Eine Klinikwelt, die immer mehr auf computergesteuerte Medizintechnik vertraut. Trotzdem gibt es Beschwerden, die sich fast jeder maschinellen Analyse entziehen. Verschiedene Strategien versuchen, Schmerzen messbar zu machen – mit erstaunlich guten Ergebnissen.
Wenn es um Schmerzmedikation geht, richten sich Arzt und Pfleger immer noch nach den subjektiven Angaben des Patienten - zuweilen mit einem standardisierten Fragebogen. Wenn es um Recht und Gerechtigkeit vor Gericht geht, kommt hier und da auch einmal die funktionelle Magnetresonanz zum Einsatz (DocCheck berichtete). Diese ist bisher aber immer noch zu wenig mit Studien abgesichert und für den Einsatz am Krankenbett zu aufwändig [Paywall].

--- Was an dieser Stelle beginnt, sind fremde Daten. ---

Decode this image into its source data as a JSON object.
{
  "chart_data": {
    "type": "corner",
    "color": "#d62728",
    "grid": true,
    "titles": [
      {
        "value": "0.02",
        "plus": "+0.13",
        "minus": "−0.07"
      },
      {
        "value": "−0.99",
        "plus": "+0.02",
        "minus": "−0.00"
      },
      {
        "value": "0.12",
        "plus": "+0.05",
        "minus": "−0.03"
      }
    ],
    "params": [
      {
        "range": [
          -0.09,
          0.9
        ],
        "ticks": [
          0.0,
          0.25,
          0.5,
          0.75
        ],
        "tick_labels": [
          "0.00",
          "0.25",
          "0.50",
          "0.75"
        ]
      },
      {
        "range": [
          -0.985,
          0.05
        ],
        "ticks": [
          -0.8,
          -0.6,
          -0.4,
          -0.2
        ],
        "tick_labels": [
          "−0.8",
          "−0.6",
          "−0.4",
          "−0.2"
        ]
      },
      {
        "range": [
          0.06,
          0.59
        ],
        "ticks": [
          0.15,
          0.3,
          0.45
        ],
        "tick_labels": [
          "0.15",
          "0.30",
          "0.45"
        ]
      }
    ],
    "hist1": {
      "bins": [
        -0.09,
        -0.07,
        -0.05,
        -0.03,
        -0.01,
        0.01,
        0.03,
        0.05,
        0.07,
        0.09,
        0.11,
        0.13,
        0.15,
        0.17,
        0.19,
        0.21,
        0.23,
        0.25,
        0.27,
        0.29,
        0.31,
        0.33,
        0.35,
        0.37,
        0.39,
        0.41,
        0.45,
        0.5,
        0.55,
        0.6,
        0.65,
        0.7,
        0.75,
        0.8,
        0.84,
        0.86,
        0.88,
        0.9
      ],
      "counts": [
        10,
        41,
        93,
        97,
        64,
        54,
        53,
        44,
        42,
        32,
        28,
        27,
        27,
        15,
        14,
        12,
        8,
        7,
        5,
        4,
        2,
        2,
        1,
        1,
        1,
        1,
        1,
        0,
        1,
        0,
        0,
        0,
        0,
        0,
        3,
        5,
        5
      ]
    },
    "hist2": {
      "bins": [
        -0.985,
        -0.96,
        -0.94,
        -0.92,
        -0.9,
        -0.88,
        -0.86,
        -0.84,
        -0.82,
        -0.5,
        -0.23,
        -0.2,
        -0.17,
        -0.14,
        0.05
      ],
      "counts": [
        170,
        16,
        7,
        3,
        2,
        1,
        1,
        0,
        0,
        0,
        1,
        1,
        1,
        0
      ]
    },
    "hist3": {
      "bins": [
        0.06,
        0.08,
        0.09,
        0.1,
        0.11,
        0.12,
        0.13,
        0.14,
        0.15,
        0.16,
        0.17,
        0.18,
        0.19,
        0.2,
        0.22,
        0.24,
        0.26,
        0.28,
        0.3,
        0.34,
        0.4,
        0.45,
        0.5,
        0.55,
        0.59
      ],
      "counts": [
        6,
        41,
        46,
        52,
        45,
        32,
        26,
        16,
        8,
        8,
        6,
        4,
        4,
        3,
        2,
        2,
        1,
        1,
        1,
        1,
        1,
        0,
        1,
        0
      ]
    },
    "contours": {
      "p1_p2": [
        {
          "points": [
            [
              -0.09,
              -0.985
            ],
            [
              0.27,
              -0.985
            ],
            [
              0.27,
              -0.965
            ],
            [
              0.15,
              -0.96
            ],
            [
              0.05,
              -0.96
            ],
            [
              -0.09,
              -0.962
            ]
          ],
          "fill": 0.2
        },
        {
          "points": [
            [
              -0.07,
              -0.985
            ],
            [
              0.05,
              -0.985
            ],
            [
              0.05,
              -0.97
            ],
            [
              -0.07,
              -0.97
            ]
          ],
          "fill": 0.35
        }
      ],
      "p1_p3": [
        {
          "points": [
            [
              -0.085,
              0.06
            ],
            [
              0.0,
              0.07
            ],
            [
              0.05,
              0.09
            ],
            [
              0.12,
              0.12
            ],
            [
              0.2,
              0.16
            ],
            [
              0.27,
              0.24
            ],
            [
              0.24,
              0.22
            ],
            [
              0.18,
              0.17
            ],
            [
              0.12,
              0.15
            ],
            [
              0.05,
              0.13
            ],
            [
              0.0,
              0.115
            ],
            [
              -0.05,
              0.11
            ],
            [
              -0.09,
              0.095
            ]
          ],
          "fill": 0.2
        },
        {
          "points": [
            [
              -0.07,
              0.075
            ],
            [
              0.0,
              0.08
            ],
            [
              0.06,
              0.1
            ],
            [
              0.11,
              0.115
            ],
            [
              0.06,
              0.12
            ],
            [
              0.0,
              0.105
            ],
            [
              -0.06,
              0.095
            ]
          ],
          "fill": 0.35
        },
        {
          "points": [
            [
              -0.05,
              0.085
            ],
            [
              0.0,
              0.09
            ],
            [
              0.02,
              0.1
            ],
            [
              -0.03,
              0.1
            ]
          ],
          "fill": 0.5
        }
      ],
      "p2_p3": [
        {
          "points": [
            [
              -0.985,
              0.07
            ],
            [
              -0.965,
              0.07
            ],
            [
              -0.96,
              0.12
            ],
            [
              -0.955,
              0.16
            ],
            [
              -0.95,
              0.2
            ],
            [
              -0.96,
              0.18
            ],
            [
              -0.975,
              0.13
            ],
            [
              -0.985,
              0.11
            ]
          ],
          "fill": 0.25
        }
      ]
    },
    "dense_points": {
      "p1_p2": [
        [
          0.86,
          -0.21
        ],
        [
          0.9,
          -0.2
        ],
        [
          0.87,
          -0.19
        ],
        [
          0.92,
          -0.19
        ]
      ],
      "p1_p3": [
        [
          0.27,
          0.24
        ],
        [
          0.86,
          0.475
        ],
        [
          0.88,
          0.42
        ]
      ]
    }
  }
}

Und so hängt es immer ein wenig von der Umgebung und vom behandelnden Arzt ab, ob der Patient bei abgedunkeltem Bewusstsein eine Überdosis Schmerzmittel bekommt, die Zähne bei einem Zuwenig zusammenbeißen muss, oder ob der Verantwortliche die Angaben des Patienten richtig einschätzen kann. Besonders bei kleineren Kindern oder Erwachsenen mit Problemen bei der schriftlichen und mündlichen Kommunikation wird es schwierig. In Leitlinien gibt es zwar Hinweise auf mögliche Parameter, die mit dem Schmerz-Ausmaß zusammenhängen, aber wer nach Studien für die Evidenz dieser Hinweise sucht, hat meist nur sehr begrenzten Erfolg. Schwitzen und die dadurch verminderte Leitfähigkeit der Haut können auf Schmerzen hindeuten, aber als zuverlässiger Marker taugt es verschiedenen Untersuchungen nach [Paywall] nicht. Zu sehr hängt der Wert von der Hautbeschaffenheit, der Umgebungsfeuchtigkeit und -temperatur ab. Ähnlich sieht es mit anderen Veränderungen im autonomen Nervensystem aus. Der Puls und die Herzfrequenz-Variabilität hängen unter anderem auch von pharmakologischen Einflüssen ab, genauso wie vom Alter, Geschlecht und der Komorbidität. So wie die Messung der Pupillenerweiterung können sie als Zeichen für Schmerzen dienen, zur quantitativen Messung sind sie aber nicht geeignet.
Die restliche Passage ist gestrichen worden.